Black Lives Matter. Eric Garner. Trayvon Martin. Michael Brown. NAACP. George Zimmerman. LAPD. Ferguson. New York Police. Police Brutality. White Privilege. Christopher Columbus. Slavery. Civil Rights. Civil Rights Movement. Die-Ins. Sit-Ins. Church bombings. Home bombings. Domestic Terrorism. Protests. My skin. Your skin. Colorblindness. Equal treatment. Affirmative action. Equal Opportunity Employer. Assimilation. Conformation. Rainbow coalition. MLK Jr. Malcolm X. Harriet Tubman. W.E.B. Dubois. George Carver Washington. My self. My experience. Your experience.
And the list goes on.
Whether it’s one of courage and victory or one of defeat and anger, there’s no denying that every “mention” on the above list provokes some type of emotion. Initially, I was angry, but as I came to the name of George Washington Carver, I felt a sense of accomplishment; so much so that I thought about taking it off since this isn’t a “positive, feel good” type of post. But the reality is that there is a lot of good – a ton of things to be proud of as African-Americans. We have come a long way.
But with the infliction of recent events, I can’t help but feel that I’ve been taken back to 1960 in one fall swoop.
While legal segregation is no longer the norm – and often looked at with disdain – there’s an overwhelmingly apparent notion of mental segregation that happens day in and day out. There are people who still cross the street when they see a group of black kids. There are still blacks who are receiving harsher penalties for crimes synonymous to their white counterparts. And there are still kids who point at blacks because they have never seen a black person in real-life. (Yes. This just happened to someone I know this past weekend.) And there are those who feel privileged to say they listen to “n-word” music directly to a black person. (Again. This happened to someone I know this past weekend.) And the reality is that there isn’t an open line of communication to approaching the situation when the it comes from someone who’s a superior.

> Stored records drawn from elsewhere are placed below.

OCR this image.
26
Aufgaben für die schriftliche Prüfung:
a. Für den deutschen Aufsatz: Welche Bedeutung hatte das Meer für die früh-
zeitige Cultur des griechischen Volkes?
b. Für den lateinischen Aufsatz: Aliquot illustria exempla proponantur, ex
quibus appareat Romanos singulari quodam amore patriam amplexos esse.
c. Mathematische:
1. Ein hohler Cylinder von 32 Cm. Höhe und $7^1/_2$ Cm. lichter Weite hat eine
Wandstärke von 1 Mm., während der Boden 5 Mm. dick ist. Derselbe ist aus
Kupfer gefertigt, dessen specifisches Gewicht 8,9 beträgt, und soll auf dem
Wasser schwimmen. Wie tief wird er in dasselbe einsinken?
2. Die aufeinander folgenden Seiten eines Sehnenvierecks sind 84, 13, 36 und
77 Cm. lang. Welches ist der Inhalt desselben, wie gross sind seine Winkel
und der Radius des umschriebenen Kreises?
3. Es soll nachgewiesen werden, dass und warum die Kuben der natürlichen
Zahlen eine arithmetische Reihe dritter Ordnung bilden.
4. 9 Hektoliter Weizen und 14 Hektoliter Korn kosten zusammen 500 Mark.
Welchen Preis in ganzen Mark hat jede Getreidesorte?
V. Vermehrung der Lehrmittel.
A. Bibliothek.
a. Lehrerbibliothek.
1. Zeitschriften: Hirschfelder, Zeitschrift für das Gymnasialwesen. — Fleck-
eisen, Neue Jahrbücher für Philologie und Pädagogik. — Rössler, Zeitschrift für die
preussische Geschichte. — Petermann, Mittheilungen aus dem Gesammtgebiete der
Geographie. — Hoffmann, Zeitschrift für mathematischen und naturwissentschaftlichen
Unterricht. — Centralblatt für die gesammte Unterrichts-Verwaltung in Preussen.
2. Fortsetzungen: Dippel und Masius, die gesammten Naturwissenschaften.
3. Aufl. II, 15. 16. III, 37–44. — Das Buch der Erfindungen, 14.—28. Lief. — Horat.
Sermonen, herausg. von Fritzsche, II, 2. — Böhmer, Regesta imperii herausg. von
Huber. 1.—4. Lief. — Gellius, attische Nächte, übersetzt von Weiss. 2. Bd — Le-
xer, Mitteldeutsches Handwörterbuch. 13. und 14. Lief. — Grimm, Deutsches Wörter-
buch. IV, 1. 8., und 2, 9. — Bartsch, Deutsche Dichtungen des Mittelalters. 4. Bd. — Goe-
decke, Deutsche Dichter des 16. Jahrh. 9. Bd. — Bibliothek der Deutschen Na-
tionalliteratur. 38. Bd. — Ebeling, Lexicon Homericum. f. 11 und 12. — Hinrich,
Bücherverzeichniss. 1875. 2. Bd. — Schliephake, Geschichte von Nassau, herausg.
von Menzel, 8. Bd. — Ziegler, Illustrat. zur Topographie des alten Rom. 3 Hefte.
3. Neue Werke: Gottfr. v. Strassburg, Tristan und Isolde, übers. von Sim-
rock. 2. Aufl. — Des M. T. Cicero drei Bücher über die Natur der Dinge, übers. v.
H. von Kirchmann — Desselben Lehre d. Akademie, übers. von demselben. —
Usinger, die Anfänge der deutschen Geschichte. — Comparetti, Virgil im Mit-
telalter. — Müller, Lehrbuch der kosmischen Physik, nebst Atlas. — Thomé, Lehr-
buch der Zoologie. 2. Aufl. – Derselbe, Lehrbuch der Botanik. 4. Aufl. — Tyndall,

There’s also a problem when someone stares, walks up to you and touches you…all without saying a word because, once again, blacks in the area is a rarity.
I’m not only agitated; I’m annoyed and angry this behavior still happens. I’m annoyed that you can go up to another human being and “pet” them as if they’re some rare animal. And I’m annoyed that we can’t have open, honest, yet respectful conversations about race…about what we think on both sides…all with the goal of coming to an understanding and appreciation for the differences.
The notion that America is a melting pot is a lie. This notion didn’t include people of color per a PBS documentary I once watched.
The notion of being a tossed salad is better in theory, but we have to admit that America is a pretty messed up salad right now. We’re not a salad that beautifully brings flavors together in perfect harmony. Instead, we’re full of competing ingredients all screaming for attention and some screaming for understanding.
Here’s one thing I know…we will not have harmony until we face reality. Not only was slavery real, but we – the entire human race – are still hurting from it. Not only was Jim Crow real, but we’re still hurting from it. And not only are the tragedies of today real, we are now hurting from these too.
If we can’t address and embrace these things collectively, then there’s no way we will be able to progress. And please don’t ask us to move on, get over it, or get past it. I don’t want to get past it. It’s part of my heritage. A part of who I am. I embrace it. There may be a ton of pain, but there’s also a ton of triumph.
Is there anyone who’s really ready to have a real conversation?